The bill also changes eligibility requirements for EASE and ABLE, Florida’s private tuition assistance programs. Currently, EASE and ABLE are available to students regardless of need. However, if the bill is passed, the scholarships would only be available to students who are Pell-eligible and meet the demonstrated financial need requirements for the Florida Private Student Assistance Grant Program. According to Chair Fine, limiting EASE and ABLE eligibility to students with financial need may actually make it possible to increase the value of the grants awarded.

Currently, HB 7087 has been referred to the House Appropriations Committee.

CS/HB 7079 – Education

Bill sponsors: PreK-12 Appropriations Subcommittee, PreK-12 Innovation Subcommittee, Representative Vance Aloupis (R – Miami)

Beginning in 2020-21, CS/HB 7079 would require school districts to administer the SAT or ACT district-wide to all 11th graders attending public high schools, alternative schools, and Department of Juvenile Justice Centers to meet national assessment requirements under the Every Student Achieves Acts (ESSA). Pending USDOE approval, the bill also allows the commissioner of education to end end-of-course testing for Geometry and instead use the math portion of the SAT or ACT to assess student performance.

Additionally, beginning in 2022-23, CS/HB 7079 makes changes to the school grade calculation to include the percentage of students who pass the English language arts portion of the SAT or ACT and the percentage of students who pass the math portion of the SAT or ACT. The bill does not define SAT or ACT passing scores and requires the state board of education to set such scores before the 2022-23 school grade calculations.

The House PreK-12 Appropriations Subcommittee amended the bill to include a recurring $8 million appropriation from the General Revenue Fund to Florida DOE to pay for statewide SAT or ACT administration. CS/HB 7079 passed through the House PreK-12 Appropriations Subcommittee and the House Education Committee.


Budget Allocations

As the 2020 legislative session inches just past its halfway point, both the House and the Senate have voted on their final budget proposals. At $91.3 billion, the House’s total budget is just under Governor DeSantis’ budget recommendation of $91.4 billion. Both budgets are leaner than the Senate’s proposed budget of $92.8 billion, which includes $111.1 million more for higher education funding than the House’s proposed budget. In part, this may be due to a budget re-prioritization exercise that tasked the House Higher Education Appropriations Subcommittee to find $295.7 million dollars in potential budget cuts. Although the subcommittee initially drew attention with an aggressive $371.3 million in potential cuts, Chair Fine ultimately landed on a more modest cut of $58 million in funding, mainly impacting colleges and universities with larger reserves.

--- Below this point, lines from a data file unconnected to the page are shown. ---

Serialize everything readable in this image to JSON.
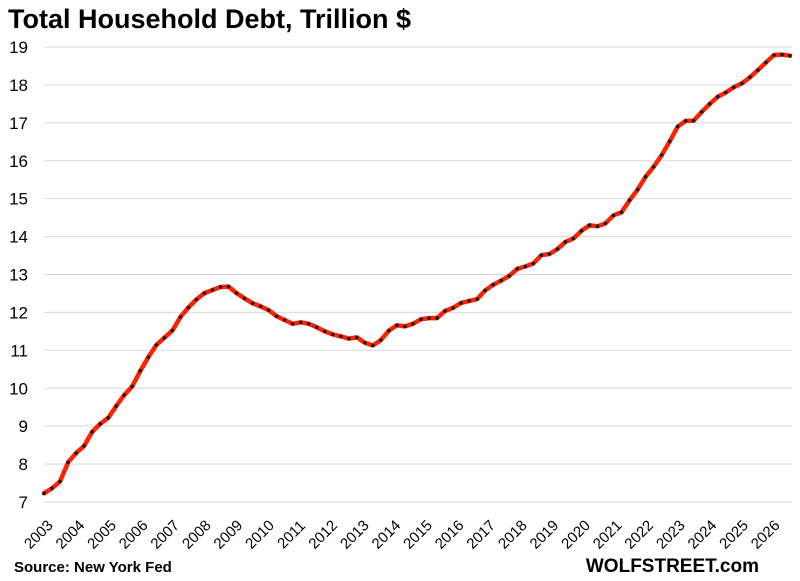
{
  "title": "Total Household Debt, Trillion $",
  "source": "Source: New York Fed",
  "brand": "WOLFSTREET.com",
  "colors": {
    "line": "#ff2200",
    "dots": "#1a1a1a",
    "grid": "#d9d9d9"
  },
  "chart_data": {
    "type": "line",
    "title": "Total Household Debt, Trillion $",
    "xlabel": "",
    "ylabel": "",
    "ylim": [
      7,
      19
    ],
    "yticks": [
      "7",
      "8",
      "9",
      "10",
      "11",
      "12",
      "13",
      "14",
      "15",
      "16",
      "17",
      "18",
      "19"
    ],
    "xticks": [
      "2003",
      "2004",
      "2005",
      "2006",
      "2007",
      "2008",
      "2009",
      "2010",
      "2011",
      "2012",
      "2013",
      "2014",
      "2015",
      "2016",
      "2017",
      "2018",
      "2019",
      "2020",
      "2021",
      "2022",
      "2023",
      "2024",
      "2025",
      "2026"
    ],
    "grid": true,
    "series": [
      {
        "values": [
          7.23,
          7.36,
          7.54,
          8.05,
          8.29,
          8.48,
          8.85,
          9.06,
          9.22,
          9.53,
          9.82,
          10.05,
          10.46,
          10.82,
          11.14,
          11.33,
          11.52,
          11.88,
          12.13,
          12.34,
          12.51,
          12.59,
          12.67,
          12.68,
          12.51,
          12.37,
          12.24,
          12.16,
          12.06,
          11.9,
          11.8,
          11.7,
          11.74,
          11.7,
          11.61,
          11.5,
          11.42,
          11.37,
          11.31,
          11.34,
          11.2,
          11.13,
          11.27,
          11.52,
          11.66,
          11.63,
          11.7,
          11.82,
          11.85,
          11.85,
          12.04,
          12.12,
          12.25,
          12.3,
          12.35,
          12.58,
          12.73,
          12.84,
          12.96,
          13.15,
          13.21,
          13.29,
          13.51,
          13.54,
          13.67,
          13.86,
          13.95,
          14.15,
          14.3,
          14.27,
          14.35,
          14.56,
          14.64,
          14.96,
          15.24,
          15.58,
          15.84,
          16.15,
          16.51,
          16.9,
          17.05,
          17.06,
          17.29,
          17.5,
          17.69,
          17.8,
          17.94,
          18.04,
          18.2,
          18.39,
          18.59,
          18.79,
          18.8,
          18.77
        ]
      }
    ]
  }
}
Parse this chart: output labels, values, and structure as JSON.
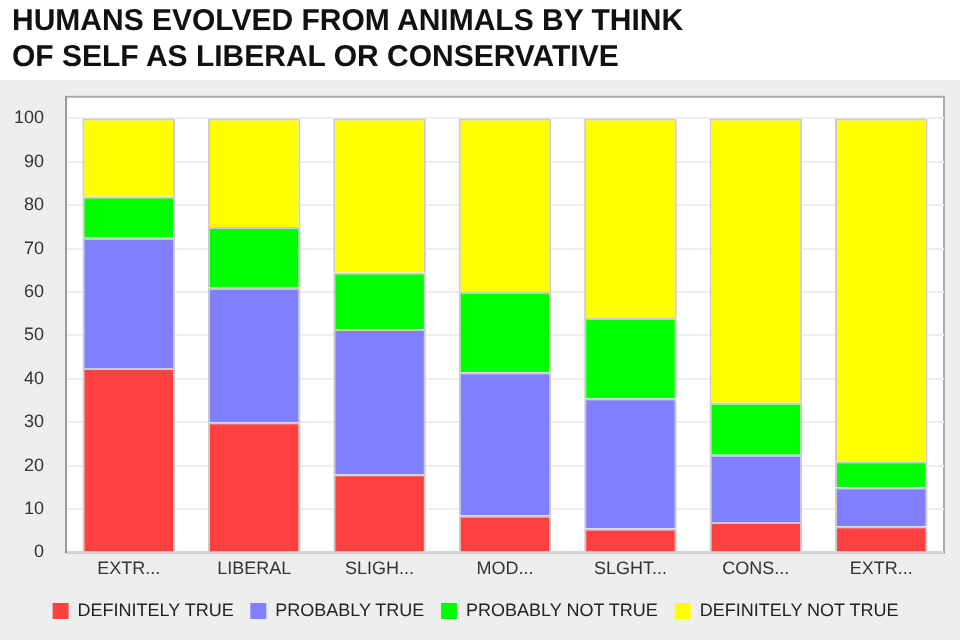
{
  "chart_data": {
    "type": "bar",
    "title": "HUMANS EVOLVED FROM ANIMALS BY THINK OF SELF AS LIBERAL OR CONSERVATIVE",
    "categories": [
      "EXTR...",
      "LIBERAL",
      "SLIGH...",
      "MOD...",
      "SLGHT...",
      "CONS...",
      "EXTR..."
    ],
    "stacked": true,
    "series": [
      {
        "name": "DEFINITELY TRUE",
        "color": "#ff4040",
        "values": [
          42.5,
          30,
          18,
          8.5,
          5.5,
          7,
          6
        ]
      },
      {
        "name": "PROBABLY TRUE",
        "color": "#8080ff",
        "values": [
          30,
          31,
          33.5,
          33,
          30,
          15.5,
          9
        ]
      },
      {
        "name": "PROBABLY NOT TRUE",
        "color": "#00ff00",
        "values": [
          9.5,
          14,
          13,
          18.5,
          18.5,
          12,
          6
        ]
      },
      {
        "name": "DEFINITELY NOT TRUE",
        "color": "#ffff00",
        "values": [
          18,
          25,
          35.5,
          40,
          46,
          65.5,
          79
        ]
      }
    ],
    "ylim": [
      0,
      105
    ],
    "yticks": [
      0,
      10,
      20,
      30,
      40,
      50,
      60,
      70,
      80,
      90,
      100
    ],
    "grid": "y",
    "legend": "bottom"
  }
}
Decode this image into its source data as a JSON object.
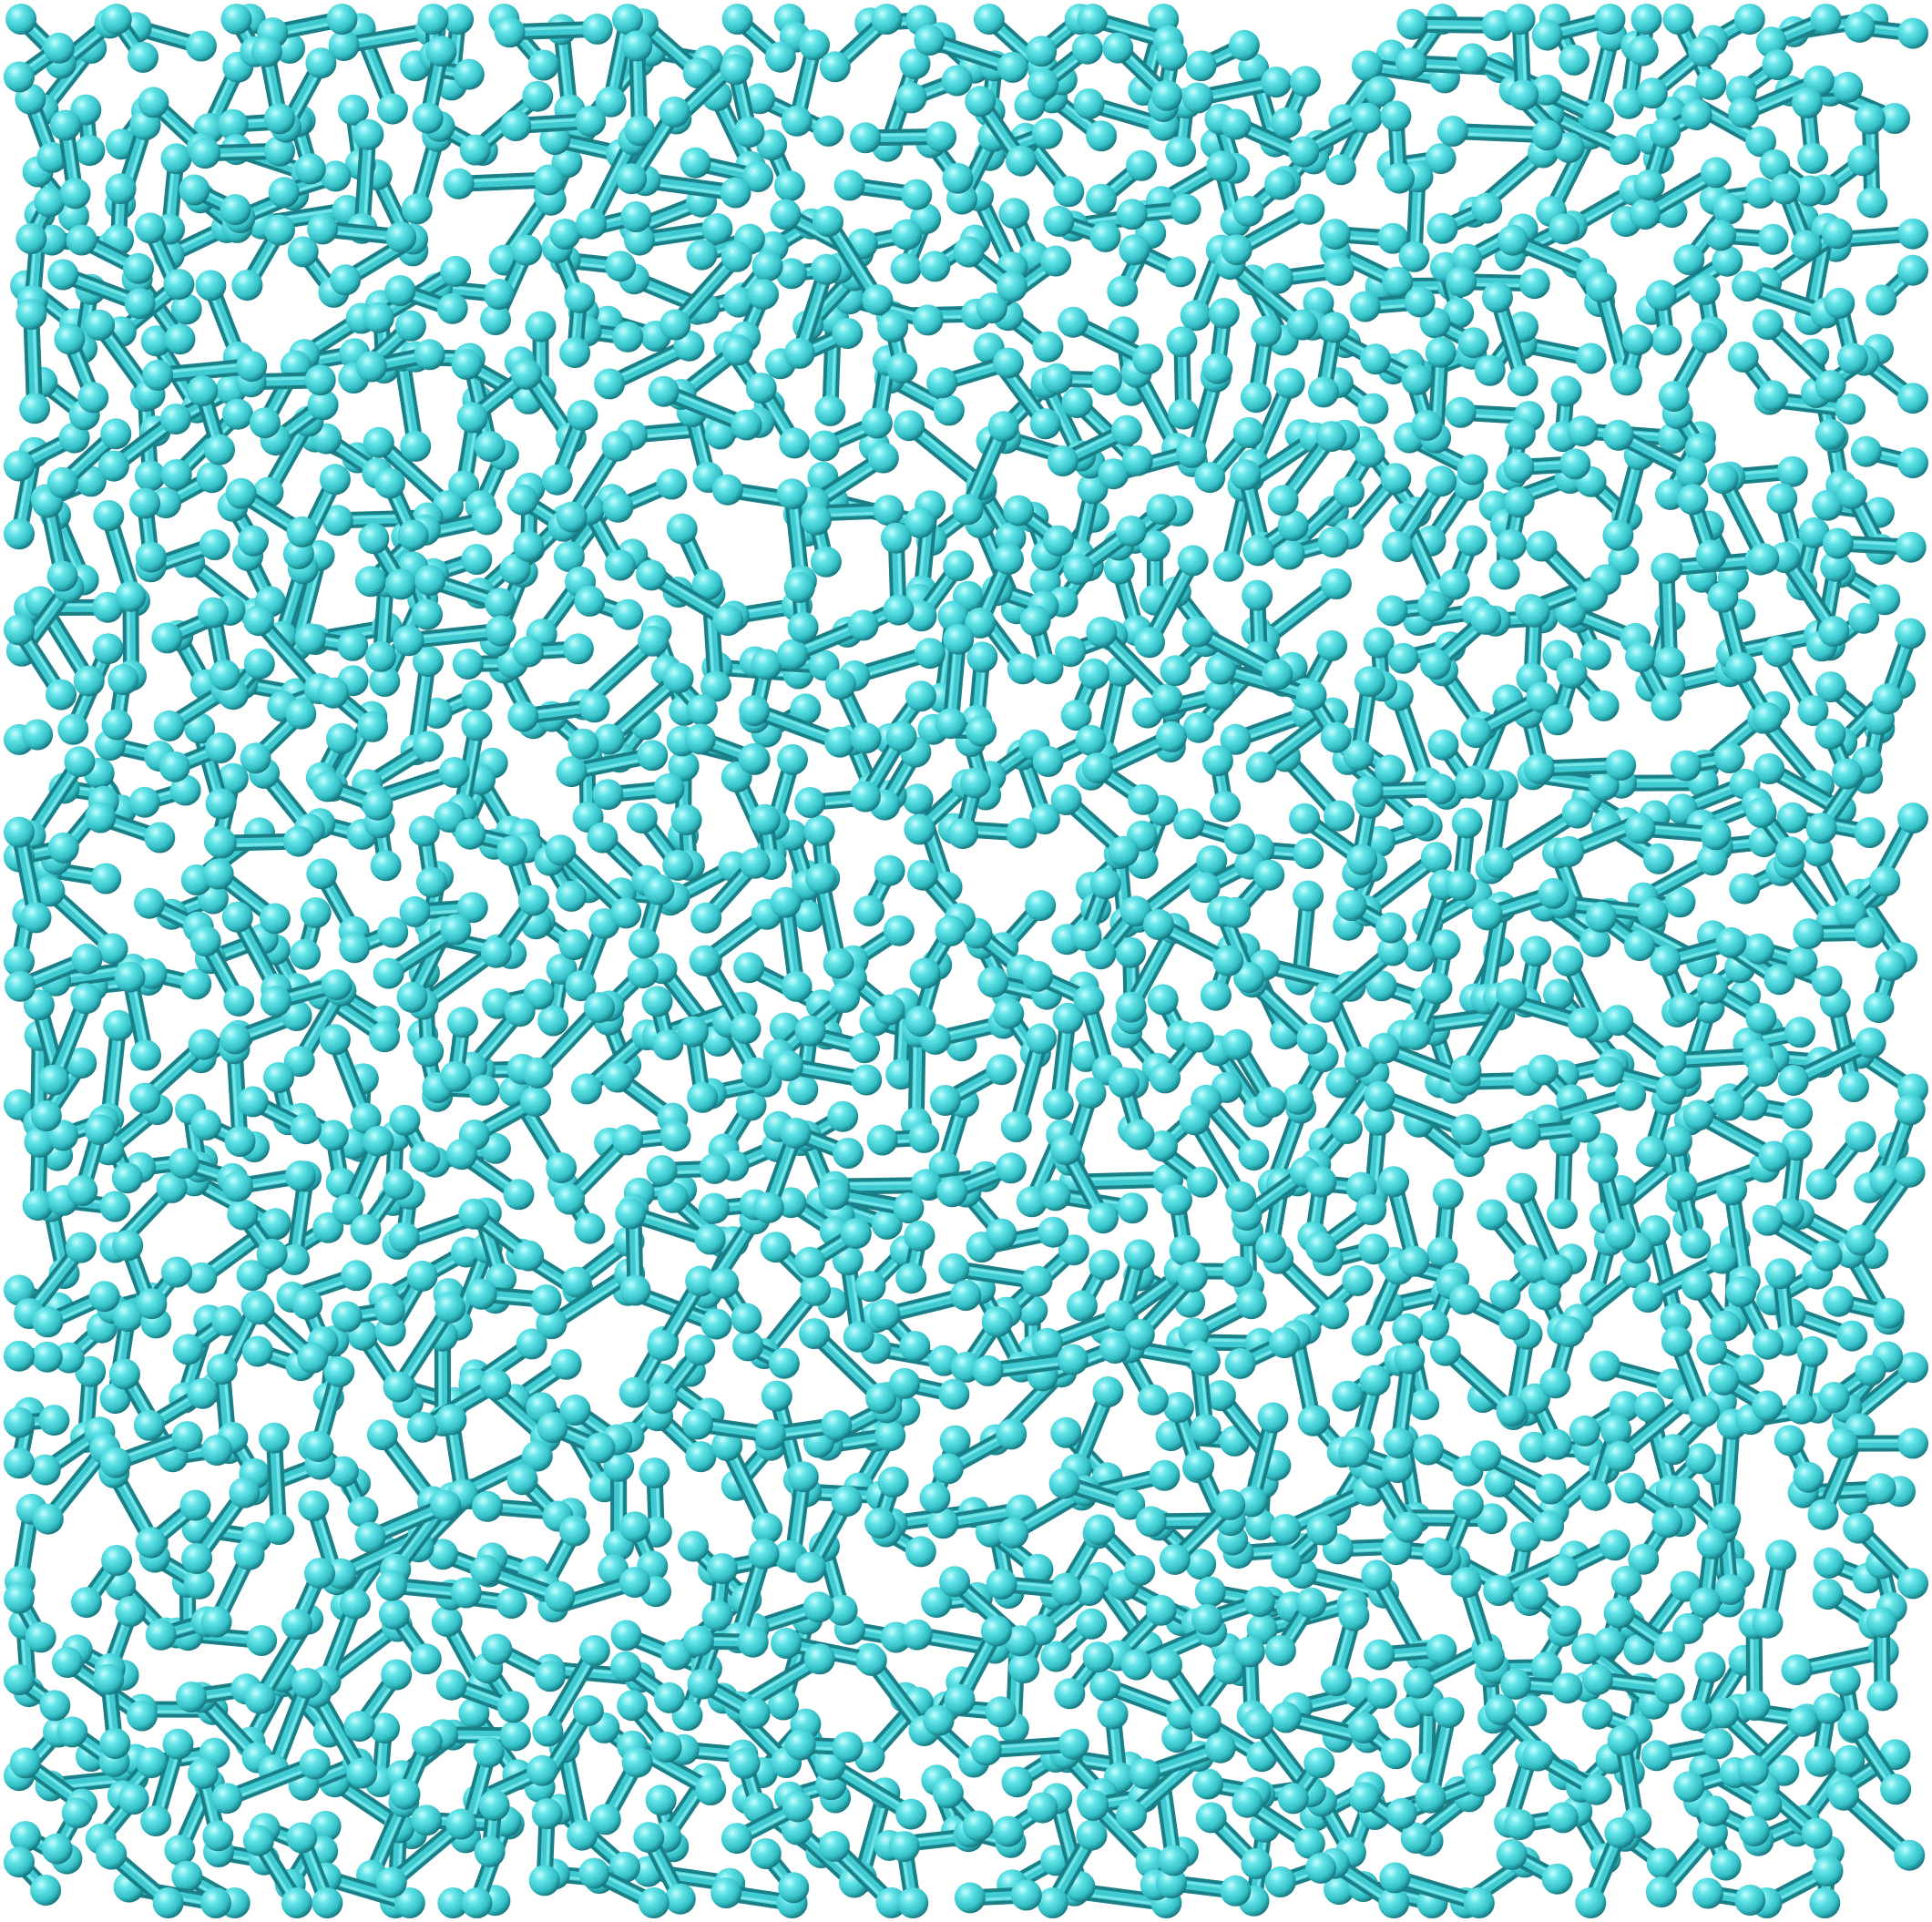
{
  "scene": {
    "subject": "molecules",
    "molecule_type": "diatomic",
    "style": "ball-and-stick",
    "render_style": "3D shaded spheres and cylinders",
    "colors": {
      "background": "#ffffff",
      "atom_base": "#40d8dc",
      "atom_highlight": "#b8fbfc",
      "atom_shadow": "#157e86",
      "bond_base": "#3fc8cf",
      "bond_shadow": "#1b8088"
    }
  }
}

Additionally, both the House and Senate budgets provide additional funding for the newly-proposed, tiered performance-based funding model for FCS institutions. In the same vein, both chambers maintained SUS performance-based funding; however, the Senate included $15,000,000 for the proposed Universities of Distinction funding model, while the House did not.

Both chambers prioritized public workforce education, with the House adding $5 million in new funding for postsecondary certificate training programs and the Senate including $6.5 million in performance funding for district-led workforce education programs. They both increased funding for EASE, Benacquisto, and ABLE Scholarships by $2.7 million, $5.2 million, and $80,000 respectively, in order to maintain the award amount for the projected increase in student enrollment. Both the House and the Senate passed their proposed budgets; next, the proposals will be workshopped in a joint budget conference until the chambers can agree on a final budget proposal.